Questions & Answers about Min kusin bor nära sjön.
Swedish possessive pronouns agree with the gender and number of the noun, not with the owner.
- min = my (for en-words, singular)
- mitt = my (for ett-words, singular)
- mina = my (for all plural nouns, en or ett)
Since kusin is an en-word and it is singular, you must use min:
- min kusin = my cousin
- mitt hus = my house (hus is an ett-word)
- mina kusiner = my cousins (plural)
Yes, kusin is gender-neutral. It simply means “cousin,” regardless of whether the person is male or female.
If you need to be specific, you can say:
- kvinnlig kusin / tjejkusin (informal) = female cousin
- manlig kusin / killkusin (informal) = male cousin
But in normal conversation, Swedes usually just say kusin and rely on context.
Swedish has two common verbs often translated as “to live”:
- bo(r) – to live in the sense of reside, have one’s home somewhere.
- Min kusin bor nära sjön. = My cousin lives (resides) near the lake.
- leva(r) – to be alive or to “live” in a more abstract sense (live your life).
- Han lever fortfarande. = He is still alive.
- Hon vill leva fullt ut. = She wants to live life to the fullest.
Because the sentence is about where someone resides, bor is the correct choice.
Yes, Bor min kusin nära sjön? is perfectly correct, but it is a question.
Swedish word order is similar to English:
- Statement: Subject – Verb – (Object / other info)
- Min kusin bor nära sjön.
- Yes–no question: Verb – Subject – (Object / other info)
- Bor min kusin nära sjön? = Does my cousin live near the lake?
So the original sentence is a statement. If you switch bor and min kusin, it becomes a yes–no question.
In this sentence, nära works like a preposition/adverb of place meaning “near” or “close (by).”

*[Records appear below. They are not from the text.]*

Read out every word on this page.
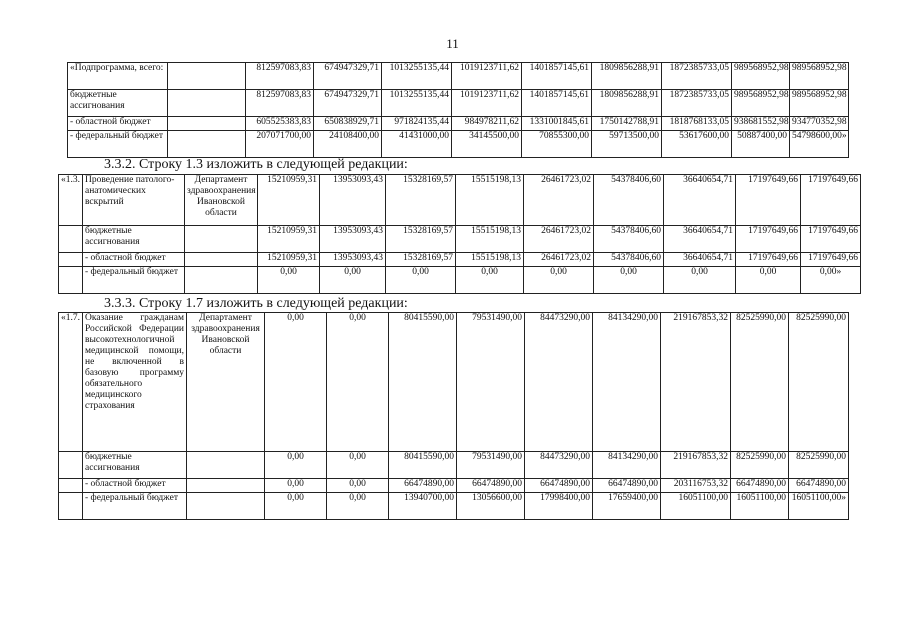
11
«Подпрограмма, всего:		812597083,83	674947329,71	1013255135,44	1019123711,62	1401857145,61	1809856288,91	1872385733,05	989568952,98	989568952,98
бюджетные ассигнования		812597083,83	674947329,71	1013255135,44	1019123711,62	1401857145,61	1809856288,91	1872385733,05	989568952,98	989568952,98
- областной бюджет		605525383,83	650838929,71	971824135,44	984978211,62	1331001845,61	1750142788,91	1818768133,05	938681552,98	934770352,98
- федеральный бюджет		207071700,00	24108400,00	41431000,00	34145500,00	70855300,00	59713500,00	53617600,00	50887400,00	54798600,00»
3.3.2. Строку 1.3 изложить в следующей редакции:
«1.3.	Проведение патолого-анатомических вскрытий	Департамент здравоохранения Ивановской области	15210959,31	13953093,43	15328169,57	15515198,13	26461723,02	54378406,60	36640654,71	17197649,66	17197649,66
	бюджетные ассигнования		15210959,31	13953093,43	15328169,57	15515198,13	26461723,02	54378406,60	36640654,71	17197649,66	17197649,66
	- областной бюджет		15210959,31	13953093,43	15328169,57	15515198,13	26461723,02	54378406,60	36640654,71	17197649,66	17197649,66
	- федеральный бюджет		0,00	0,00	0,00	0,00	0,00	0,00	0,00	0,00	0,00»
3.3.3. Строку 1.7 изложить в следующей редакции:
«1.7.	Оказание гражданам Российской Федерации высокотехнологичной медицинской помощи, не включенной в базовую программу обязательного медицинского страхования	Департамент здравоохранения Ивановской области	0,00	0,00	80415590,00	79531490,00	84473290,00	84134290,00	219167853,32	82525990,00	82525990,00
	бюджетные ассигнования		0,00	0,00	80415590,00	79531490,00	84473290,00	84134290,00	219167853,32	82525990,00	82525990,00
	- областной бюджет		0,00	0,00	66474890,00	66474890,00	66474890,00	66474890,00	203116753,32	66474890,00	66474890,00
	- федеральный бюджет		0,00	0,00	13940700,00	13056600,00	17998400,00	17659400,00	16051100,00	16051100,00	16051100,00»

- nära sjön = near the lake
You do not normally add till here. Nära till appears in a different pattern, for example when talking about distance to something abstract:
- Det är nära till stan. = It is a short distance to town.

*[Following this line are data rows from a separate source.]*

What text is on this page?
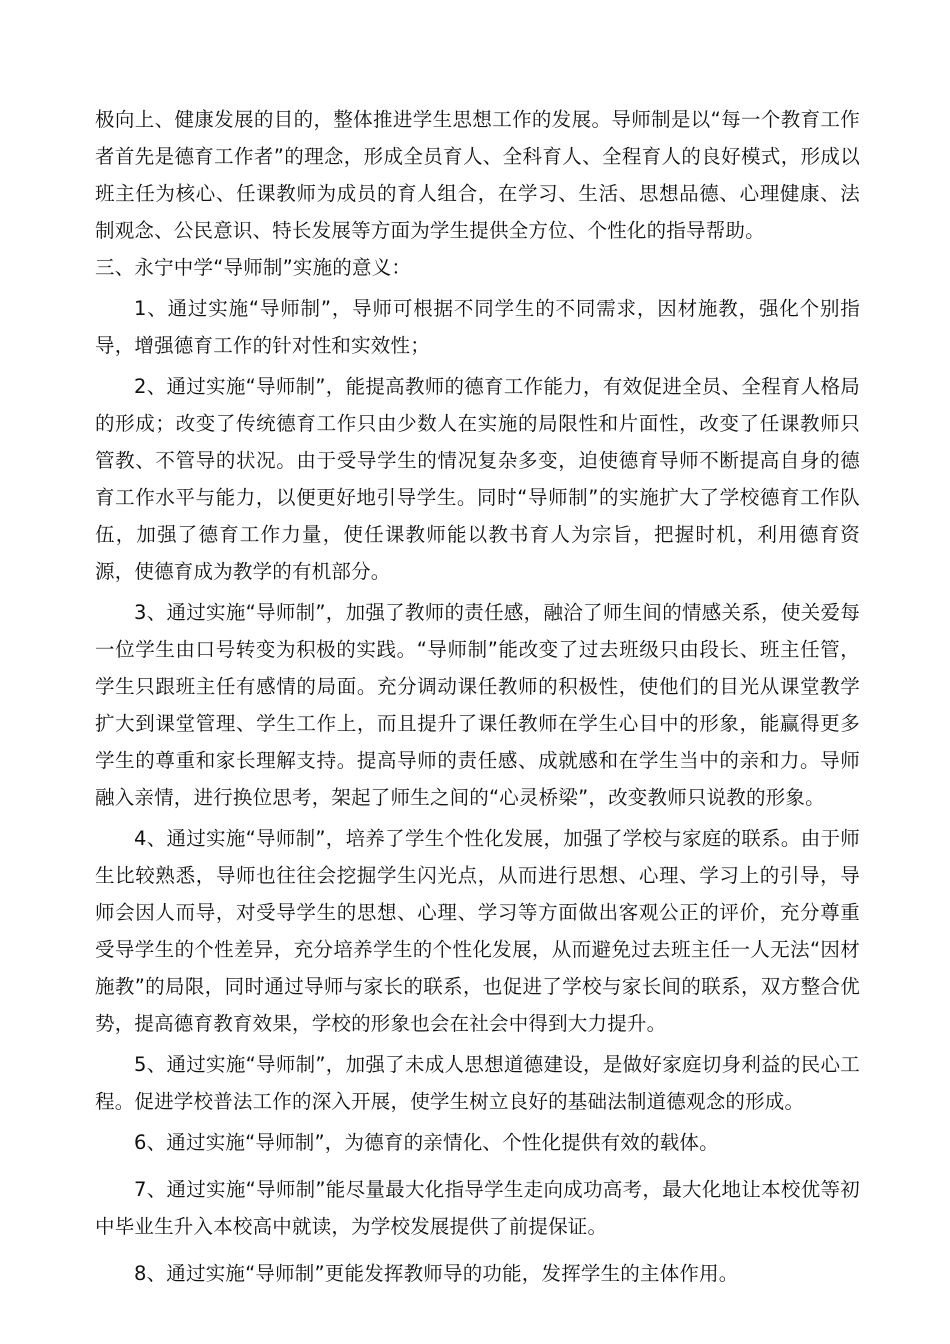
极向上、健康发展的目的，整体推进学生思想工作的发展。导师制是以“每一个教育工作者首先是德育工作者”的理念，形成全员育人、全科育人、全程育人的良好模式，形成以班主任为核心、任课教师为成员的育人组合，在学习、生活、思想品德、心理健康、法制观念、公民意识、特长发展等方面为学生提供全方位、个性化的指导帮助。

三、永宁中学“导师制”实施的意义：

1、通过实施“导师制”，导师可根据不同学生的不同需求，因材施教，强化个别指导，增强德育工作的针对性和实效性；

2、通过实施“导师制”，能提高教师的德育工作能力，有效促进全员、全程育人格局的形成；改变了传统德育工作只由少数人在实施的局限性和片面性，改变了任课教师只管教、不管导的状况。由于受导学生的情况复杂多变，迫使德育导师不断提高自身的德育工作水平与能力，以便更好地引导学生。同时“导师制”的实施扩大了学校德育工作队伍，加强了德育工作力量，使任课教师能以教书育人为宗旨，把握时机，利用德育资源，使德育成为教学的有机部分。

3、通过实施“导师制”，加强了教师的责任感，融洽了师生间的情感关系，使关爱每一位学生由口号转变为积极的实践。“导师制”能改变了过去班级只由段长、班主任管，学生只跟班主任有感情的局面。充分调动课任教师的积极性，使他们的目光从课堂教学扩大到课堂管理、学生工作上，而且提升了课任教师在学生心目中的形象，能赢得更多学生的尊重和家长理解支持。提高导师的责任感、成就感和在学生当中的亲和力。导师融入亲情，进行换位思考，架起了师生之间的“心灵桥梁”，改变教师只说教的形象。

4、通过实施“导师制”，培养了学生个性化发展，加强了学校与家庭的联系。由于师生比较熟悉，导师也往往会挖掘学生闪光点，从而进行思想、心理、学习上的引导，导师会因人而导，对受导学生的思想、心理、学习等方面做出客观公正的评价，充分尊重受导学生的个性差异，充分培养学生的个性化发展，从而避免过去班主任一人无法“因材施教”的局限，同时通过导师与家长的联系，也促进了学校与家长间的联系，双方整合优势，提高德育教育效果，学校的形象也会在社会中得到大力提升。

5、通过实施“导师制”，加强了未成人思想道德建设，是做好家庭切身利益的民心工程。促进学校普法工作的深入开展，使学生树立良好的基础法制道德观念的形成。

6、通过实施“导师制”，为德育的亲情化、个性化提供有效的载体。

7、通过实施“导师制”能尽量最大化指导学生走向成功高考，最大化地让本校优等初中毕业生升入本校高中就读，为学校发展提供了前提保证。

8、通过实施“导师制”更能发挥教师导的功能，发挥学生的主体作用。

But when you directly follow with a noun as a location, you typically say:
- nära sjön
- nära skolan
- nära centrum
So Min kusin bor nära sjön is the natural phrasing.

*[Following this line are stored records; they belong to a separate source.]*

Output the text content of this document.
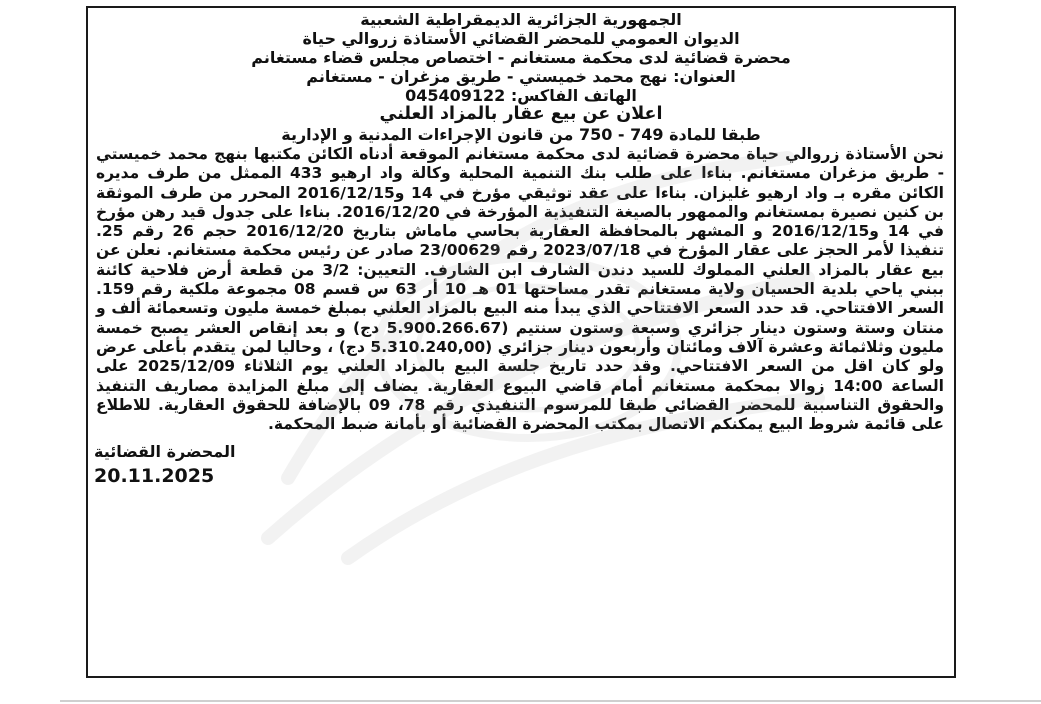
الجمهورية الجزائرية الديمقراطية الشعبية
الديوان العمومي للمحضر القضائي الأستاذة زروالي حياة
محضرة قضائية لدى محكمة مستغانم - اختصاص مجلس قضاء مستغانم
العنوان: نهج محمد خميستي - طريق مزغران - مستغانم
الهاتف الفاكس: 045409122
اعلان عن بيع عقار بالمزاد العلني
طبقا للمادة 749 - 750 من قانون الإجراءات المدنية و الإدارية

نحن الأستاذة زروالي حياة محضرة قضائية لدى محكمة مستغانم الموقعة أدناه الكائن مكتبها بنهج محمد خميستي - طريق مزغران مستغانم. بناءا على طلب بنك التنمية المحلية وكالة واد ارهيو 433 الممثل من طرف مديره الكائن مقره بـ واد ارهيو غليزان. بناءا على عقد توثيقي مؤرخ في 14 و2016/12/15 المحرر من طرف الموثقة بن كنين نصيرة بمستغانم والممهور بالصيغة التنفيذية المؤرخة في 2016/12/20. بناءا على جدول قيد رهن مؤرخ في 14 و2016/12/15 و المشهر بالمحافظة العقارية بحاسي ماماش بتاريخ 2016/12/20 حجم 26 رقم 25. تنفيذا لأمر الحجز على عقار المؤرخ في 2023/07/18 رقم 23/00629 صادر عن رئيس محكمة مستغانم. نعلن عن بيع عقار بالمزاد العلني المملوك للسيد دندن الشارف ابن الشارف. التعيين: 3/2 من قطعة أرض فلاحية كائنة ببني ياحي بلدية الحسيان ولاية مستغانم تقدر مساحتها 01 هـ 10 أر 63 س قسم 08 مجموعة ملكية رقم 159. السعر الافتتاحي. قد حدد السعر الافتتاحي الذي يبدأ منه البيع بالمزاد العلني بمبلغ خمسة مليون وتسعمائة ألف و منتان وستة وستون دينار جزائري وسبعة وستون سنتيم (5.900.266.67 دج) و بعد إنقاص العشر يصبح خمسة مليون وثلاثمائة وعشرة آلاف ومائتان وأربعون دينار جزائري (5.310.240,00 دج) ، وحاليا لمن يتقدم بأعلى عرض ولو كان اقل من السعر الافتتاحي. وقد حدد تاريخ جلسة البيع بالمزاد العلني يوم الثلاثاء 2025/12/09 على الساعة 14:00 زوالا بمحكمة مستغانم أمام قاضي البيوع العقارية. يضاف إلى مبلغ المزايدة مصاريف التنفيذ والحقوق التناسبية للمحضر القضائي طبقا للمرسوم التنفيذي رقم 78، 09 بالإضافة للحقوق العقارية. للاطلاع على قائمة شروط البيع يمكنكم الاتصال بمكتب المحضرة القضائية أو بأمانة ضبط المحكمة.

المحضرة القضائية
20.11.2025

The -n at the end makes the noun definite: it corresponds to “the” in English.
- en sjö = a lake (indefinite)
- sjön = the lake (definite)
So:
- Min kusin bor nära en sjö. = My cousin lives near a lake.
- Min kusin bor nära sjön. = My cousin lives near the lake (a specific one you have in mind).
Swedish usually marks definiteness by a suffix on the noun (and sometimes also a definite article before it: den/det/de in more complex noun phrases).
You need to make both the possessive and the noun plural:
- Mina kusiner bor nära sjön.
Changes:
- min → mina (because the noun is now plural)
- kusin → kusiner (regular plural for many en-words: -er)
- bor stays the same (same form for all persons in the present)
- sjön stays the same (still “the lake,” singular definite)
Yes, there is a nuance:
- nära sjön – near the lake, in the general area, not necessarily right on the shore.
- vid sjön – by/at the lake, more directly next to it or right on the lakeside.
Examples:
Min kusin bor nära sjön.
= My cousin lives near the lake (perhaps a few streets away).Min kusin bor vid sjön.
= My cousin lives by the lake (probably with the lake right outside or very close).
Both are correct; which one you choose depends on how close you want to imply.
Sjön is tricky for English speakers because of:
sj sound:
- It is a voiceless fricative produced further back in the mouth or throat.
- A rough approximation is something between English “sh” and the German “ch” in “Bach”, but with the tongue further back.
- It varies by region, but you never pronounce it like s + j separately.
ö sound:
- Similar to the vowel in British English “bird” or “fur”, but with rounded lips.
- Try saying the vowel in “bird” while rounding your lips like when you say “o.”
Final -n:
- A normal n at the end, as in English “man.”
Very approximate breakdown:
- sjön ≈ [ɧœn] in IPA.
So sjön is one syllable, with the sj sound at the start, then the ö vowel, then n.
Sjö is an en-word. That determines its definite and plural forms:
- Indefinite singular: en sjö = a lake
- Definite singular: sjön = the lake
- Indefinite plural: sjöar = lakes
- Definite plural: sjöarna = the lakes
Because it is an en-word, you say:
- en sjö, sjön
- min sjö (my lake – theoretically)
- den här sjön (this lake)
This is also why in the original sentence, if you changed my cousin to my lake (just for grammar’s sake), it would be Min sjö ligger nära sjön, not Mitt sjö.